Chroniques d'une exposition ordinaire aux pesticides

07/10/2016

Avec ma femme et nos deux enfants, nous vivons dans la campagne gardoise, entourés de vignes et d’oliveraies.

Jouxtant notre maison, une parcelle d’oliviers subsiste au milieu d’un quartier pavillonnaire. Son propriétaire vient très régulièrement pulvériser du désherbant, pour « tenir la parcelle propre », et des pesticides, notamment contre la mouche qui pique les olives et réduit ainsi la production. Le plus souvent, nous sommes absents. Nous remarquons qu’il est venu lorsque les herbes commencent à roussir, quelques jours plus tard. Mais il nous arrive de l’apercevoir, le matin au saut du lit, pulvérisant sans aucune protection à 2 mètres de notre linge et à 10 mètres de nos fenêtres. Nous avons engagé la conversation poliment pour savoir ce qu’il pulvérisait. Ses réponses, sur un ton détaché, presque nonchalant : « Oh, c’est rien, c’est pour la mouche.

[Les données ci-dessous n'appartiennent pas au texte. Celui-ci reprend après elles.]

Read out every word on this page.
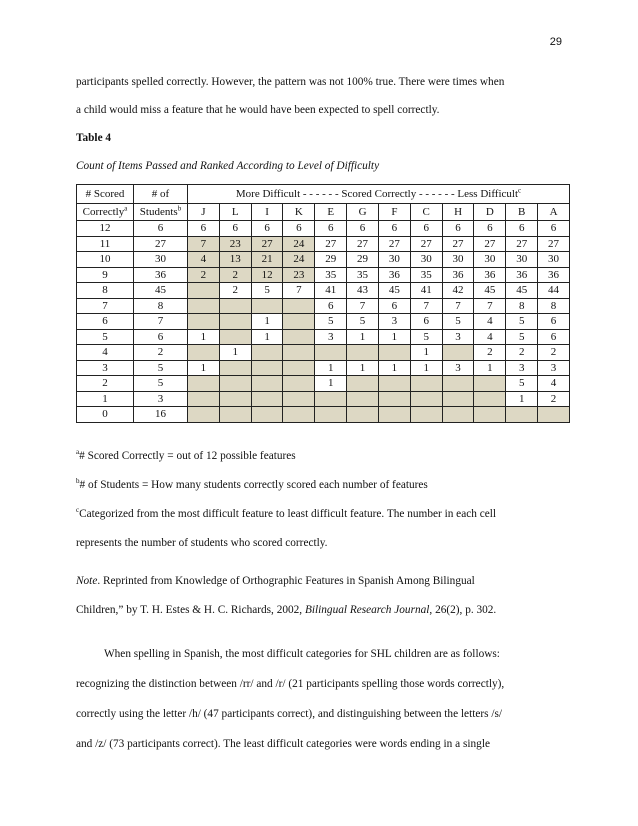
29
participants spelled correctly. However, the pattern was not 100% true. There were times when
a child would miss a feature that he would have been expected to spell correctly.
Table 4
Count of Items Passed and Ranked According to Level of Difficulty
# Scored	# of	More Difficult - - - - - - Scored Correctly - - - - - - Less Difficult$^c$
Correctly$^a$	Students$^b$	J	L	I	K	E	G	F	C	H	D	B	A
12	6	6	6	6	6	6	6	6	6	6	6	6	6
11	27	7	23	27	24	27	27	27	27	27	27	27	27
10	30	4	13	21	24	29	29	30	30	30	30	30	30
9	36	2	2	12	23	35	35	36	35	36	36	36	36
8	45		2	5	7	41	43	45	41	42	45	45	44
7	8					6	7	6	7	7	7	8	8
6	7			1		5	5	3	6	5	4	5	6
5	6	1		1		3	1	1	5	3	4	5	6
4	2		1						1		2	2	2
3	5	1				1	1	1	1	3	1	3	3
2	5					1						5	4
1	3											1	2
0	16												
$^a$# Scored Correctly = out of 12 possible features
$^b$# of Students = How many students correctly scored each number of features
$^c$Categorized from the most difficult feature to least difficult feature. The number in each cell
represents the number of students who scored correctly.
Note. Reprinted from Knowledge of Orthographic Features in Spanish Among Bilingual
Children,” by T. H. Estes & H. C. Richards, 2002, Bilingual Research Journal, 26(2), p. 302.
When spelling in Spanish, the most difficult categories for SHL children are as follows:
recognizing the distinction between /rr/ and /r/ (21 participants spelling those words correctly),
correctly using the letter /h/ (47 participants correct), and distinguishing between the letters /s/
and /z/ (73 participants correct). The least difficult categories were words ending in a single
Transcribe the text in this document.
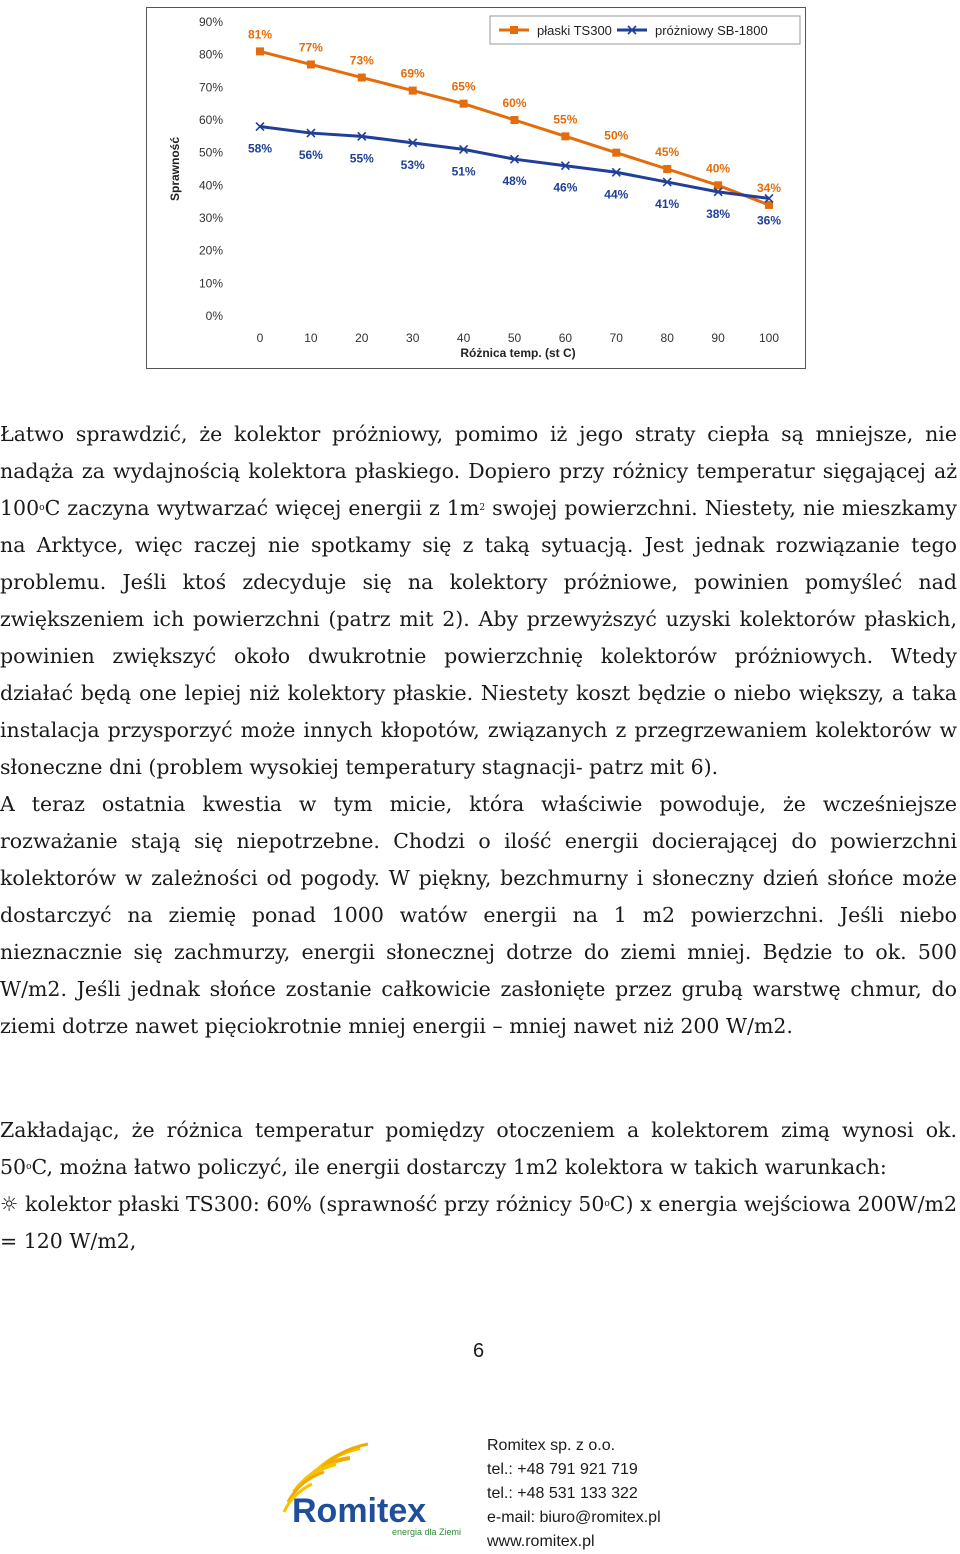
0%
10%
20%
30%
40%
50%
60%
70%
80%
90%
0	10	20	30	40	50	60	70	80	90	100
Różnica temp. (st C)
Sprawność
81%
77%
73%
69%
65%
60%
55%
50%
45%
40%
34%
58% 56% 55% 53% 51%
48% 46% 44%
41%
38% 36%
płaski TS300	próżniowy SB-1800

Łatwo sprawdzić, że kolektor próżniowy, pomimo iż jego straty ciepła są mniejsze, nie nadąża za wydajnością kolektora płaskiego. Dopiero przy różnicy temperatur sięgającej aż 100$^o$C zaczyna wytwarzać więcej energii z $1m^2$ swojej powierzchni. Niestety, nie mieszkamy na Arktyce, więc raczej nie spotkamy się z taką sytuacją. Jest jednak rozwiązanie tego problemu. Jeśli ktoś zdecyduje się na kolektory próżniowe, powinien pomyśleć nad zwiększeniem ich powierzchni (patrz mit 2). Aby przewyższyć uzyski kolektorów płaskich, powinien zwiększyć około dwukrotnie powierzchnię kolektorów próżniowych. Wtedy działać będą one lepiej niż kolektory płaskie. Niestety koszt będzie o niebo większy, a taka instalacja przysporzyć może innych kłopotów, związanych z przegrzewaniem kolektorów w słoneczne dni (problem wysokiej temperatury stagnacji- patrz mit 6).

A teraz ostatnia kwestia w tym micie, która właściwie powoduje, że wcześniejsze rozważanie stają się niepotrzebne. Chodzi o ilość energii docierającej do powierzchni kolektorów w zależności od pogody. W piękny, bezchmurny i słoneczny dzień słońce może dostarczyć na ziemię ponad 1000 watów energii na 1 m2 powierzchni. Jeśli niebo nieznacznie się zachmurzy, energii słonecznej dotrze do ziemi mniej. Będzie to ok. 500 W/m2. Jeśli jednak słońce zostanie całkowicie zasłonięte przez grubą warstwę chmur, do ziemi dotrze nawet pięciokrotnie mniej energii – mniej nawet niż 200 W/m2.

Zakładając, że różnica temperatur pomiędzy otoczeniem a kolektorem zimą wynosi ok. 50$^o$C, można łatwo policzyć, ile energii dostarczy 1m2 kolektora w takich warunkach:

☼ kolektor płaski TS300: 60% (sprawność przy różnicy 50$^o$C) x energia wejściowa 200W/m2 = 120 W/m2,

6
Romitex
energia dla Ziemi
Romitex sp. z o.o.
tel.: +48 791 921 719
tel.: +48 531 133 322
e-mail: biuro@romitex.pl
www.romitex.pl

Je ne mets quasiment rien« . Mais alors, quelle est cette odeur piquante qui nous oblige à rentrer ? La zone est connue pour être humide : après les pluies, c’est ici que le sol met le plus de temps à sécher. Que se passe-t-il alors dans mon sous-sol, situé en contrebas du sien et dans lequel mes enfants grandissent ?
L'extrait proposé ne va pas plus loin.